Bad credit No. 1 economic risk
By Dan Seymour
Associated Press
NEW YORK — Bad credit has supplanted terrorism as the gravest immediate risk threatening the economy, a key national research group reported today.
Borrowers' dwindling ability to pay their bills and the subsequent fallout in the credit markets this summer topped the list of short-term risks, according to a survey of 258 members conducted by the National Association of Business Economics.
NABE, a Washington-based association, said 32 percent of its surveyed members cited loan defaults and excessive debt as their biggest near-term concern.
Only 20 percent of members cited defense and terrorism as their biggest immediate worry, down from 35 percent when the survey was last conducted in March. Credit risk also topped gas prices, inflation and government spending.
"Financial market turmoil has shifted the focus away from terrorism and toward subprime and other credit problems as the most important near-term threats to the U.S. economy," said Carl Tannenbaum, president of NABE and the chief economist at LaSalle Bank/ABN-Amro.
The market turmoil began earlier this year, when mortgage lenders such as New Century Financial Corp. and H&R Block Inc.'s Option One Mortgage Corp. unit reported their clients were missing payments on their home loans more frequently.
This led the Wall Street banks that finance the mortgage market to ultimately pull much of their money out. With cash draining rapidly from the industry, more than 50 lenders have gone bankrupt and a number of investment funds have gone under.
Victims of this flare-up include two of the 10 biggest mortgage lenders in the country and two hedge funds managed by Bear Stearns Cos.
Loan brokers say it has become more difficult for some people to line up mortgages.
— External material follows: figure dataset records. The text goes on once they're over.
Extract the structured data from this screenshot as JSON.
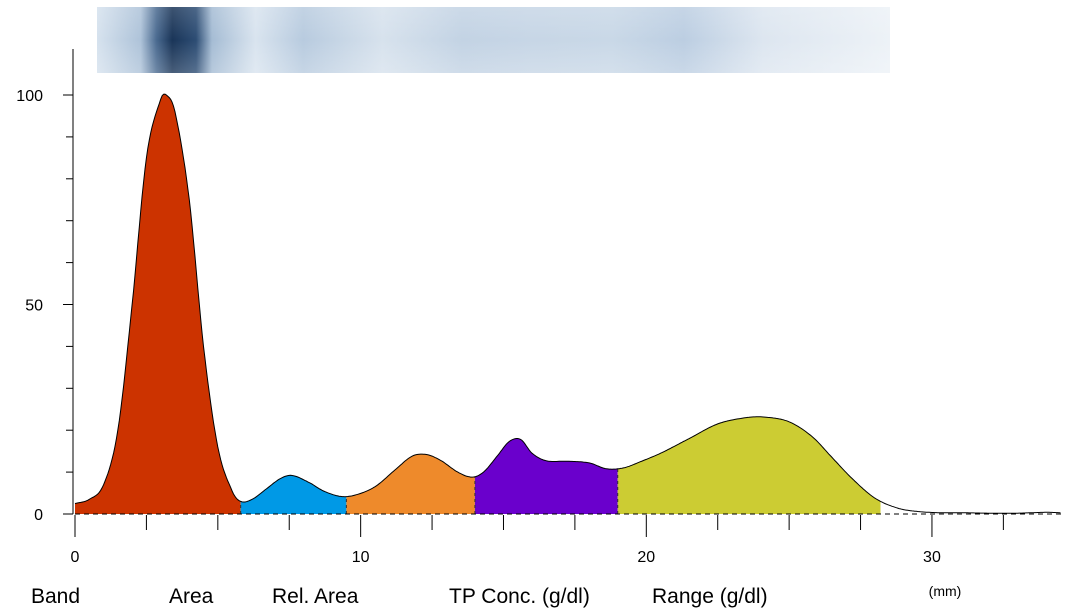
{
  "chart_data": {
    "type": "area",
    "xlabel": "",
    "ylabel": "",
    "x_unit": "(mm)",
    "xlim": [
      0,
      34.5
    ],
    "ylim": [
      0,
      105
    ],
    "x_ticks": [
      0,
      10,
      20,
      30
    ],
    "y_ticks": [
      0,
      50,
      100
    ],
    "gel_strip": {
      "colors": [
        "#1f3a5f",
        "#b9cde2",
        "#e3ebf4"
      ]
    },
    "profile": {
      "x": [
        0,
        0.5,
        1,
        1.5,
        2,
        2.5,
        3,
        3.2,
        3.5,
        4,
        4.5,
        5,
        5.5,
        5.8,
        6.2,
        6.7,
        7.2,
        7.6,
        8.2,
        8.7,
        9.3,
        9.8,
        10.5,
        11.2,
        11.8,
        12.3,
        12.8,
        13.4,
        13.9,
        14.3,
        14.8,
        15.2,
        15.6,
        16,
        16.5,
        17.2,
        18,
        18.6,
        19.2,
        19.8,
        20.5,
        21.5,
        22.5,
        23.5,
        24.2,
        25,
        25.8,
        26.5,
        27.2,
        28,
        28.8,
        29.5,
        30.3,
        31,
        32,
        33,
        34,
        34.5
      ],
      "y": [
        2.5,
        3.5,
        7,
        20,
        50,
        85,
        99,
        100,
        96,
        75,
        40,
        16,
        5.5,
        3,
        3.5,
        6,
        8.5,
        9.2,
        7.5,
        5.5,
        4.2,
        4.5,
        6.5,
        10.5,
        13.8,
        14.2,
        12.8,
        10,
        8.8,
        10,
        14,
        17.3,
        17.8,
        14.5,
        12.7,
        12.6,
        12.2,
        10.8,
        11,
        12.5,
        14.5,
        18,
        21.5,
        23,
        23.1,
        22,
        18.5,
        13.5,
        8.5,
        3.8,
        1.4,
        0.6,
        0.3,
        0.3,
        0.2,
        0.2,
        0.4,
        0.3
      ]
    },
    "fractions": [
      {
        "from": 0,
        "to": 5.8,
        "color": "#cc3300"
      },
      {
        "from": 5.8,
        "to": 9.5,
        "color": "#0099e6"
      },
      {
        "from": 9.5,
        "to": 14,
        "color": "#ee8a2b"
      },
      {
        "from": 14,
        "to": 19,
        "color": "#6a00cc"
      },
      {
        "from": 19,
        "to": 28.2,
        "color": "#cccc33"
      }
    ]
  },
  "table": {
    "headers": [
      "Band",
      "Area",
      "Rel. Area",
      "TP Conc. (g/dl)",
      "Range (g/dl)"
    ]
  }
}
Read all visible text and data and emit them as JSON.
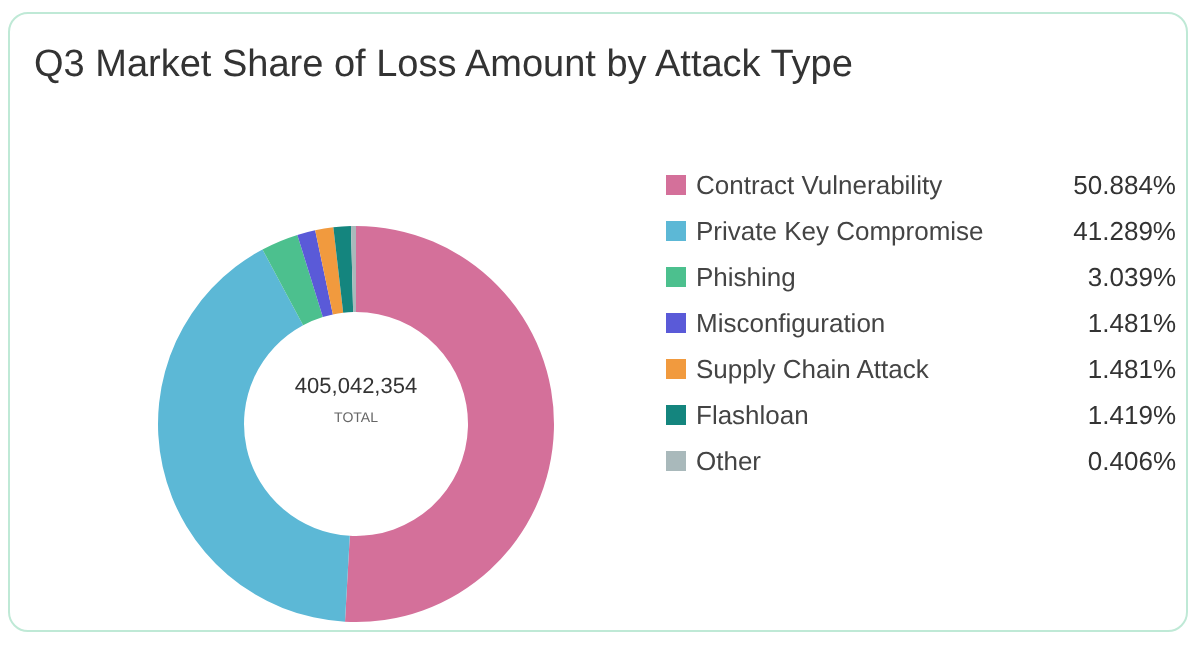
{
  "chart_data": {
    "type": "donut",
    "title": "Q3 Market Share of Loss Amount by Attack Type",
    "categories": [
      "Contract Vulnerability",
      "Private Key Compromise",
      "Phishing",
      "Misconfiguration",
      "Supply Chain Attack",
      "Flashloan",
      "Other"
    ],
    "values": [
      50.884,
      41.289,
      3.039,
      1.481,
      1.481,
      1.419,
      0.406
    ],
    "value_labels": [
      "50.884%",
      "41.289%",
      "3.039%",
      "1.481%",
      "1.481%",
      "1.419%",
      "0.406%"
    ],
    "colors": [
      "#d4709a",
      "#5cb8d6",
      "#4cc08e",
      "#5a5ad8",
      "#f19a3e",
      "#14857e",
      "#a9b9bb"
    ],
    "annotations": [
      "405,042,354",
      "TOTAL"
    ],
    "legend": "right"
  }
}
Subprime loans, or loans to people with spotty credit histories, have all but disappeared as lenders scale back or shut down completely.
The shakeout in the subprime mortgage market forced investors worldwide to reassess how much risk they were willing to stomach. This led to an exodus of cash from investments such as securities backed by home loans, short-term corporate bonds and stocks whose values were inflated because they were seen as takeover targets.
In the past five weeks, the stock market has lost 5 percent. The dollar fell to an all-time low versus the euro. A number of companies have had to cancel bond sales because of an absence of buyers.
And, the Federal Reserve has lent billions of dollars to banks from its "discount window," normally associated with bailouts for struggling financial institutions. The Fed this month issued a statement that the risks to the economy have risen considerably and traders ramped up their expectations that the Fed would cut targets for interest rates this year.
The tumult in the financial markets has led businesses to revisit their interpretation of the housing boom and the easy credit that fueled it, NABE said. The proportion of surveyed members who call it a "serious national bubble" more than doubled from two years ago to 29 percent.
NABE said the market turmoil is considered a short-term risk because the five-year outlook for housing is still strong. The greatest long-term risk facing the economy is still healthcare costs and the medical needs of an aging population, NABE said.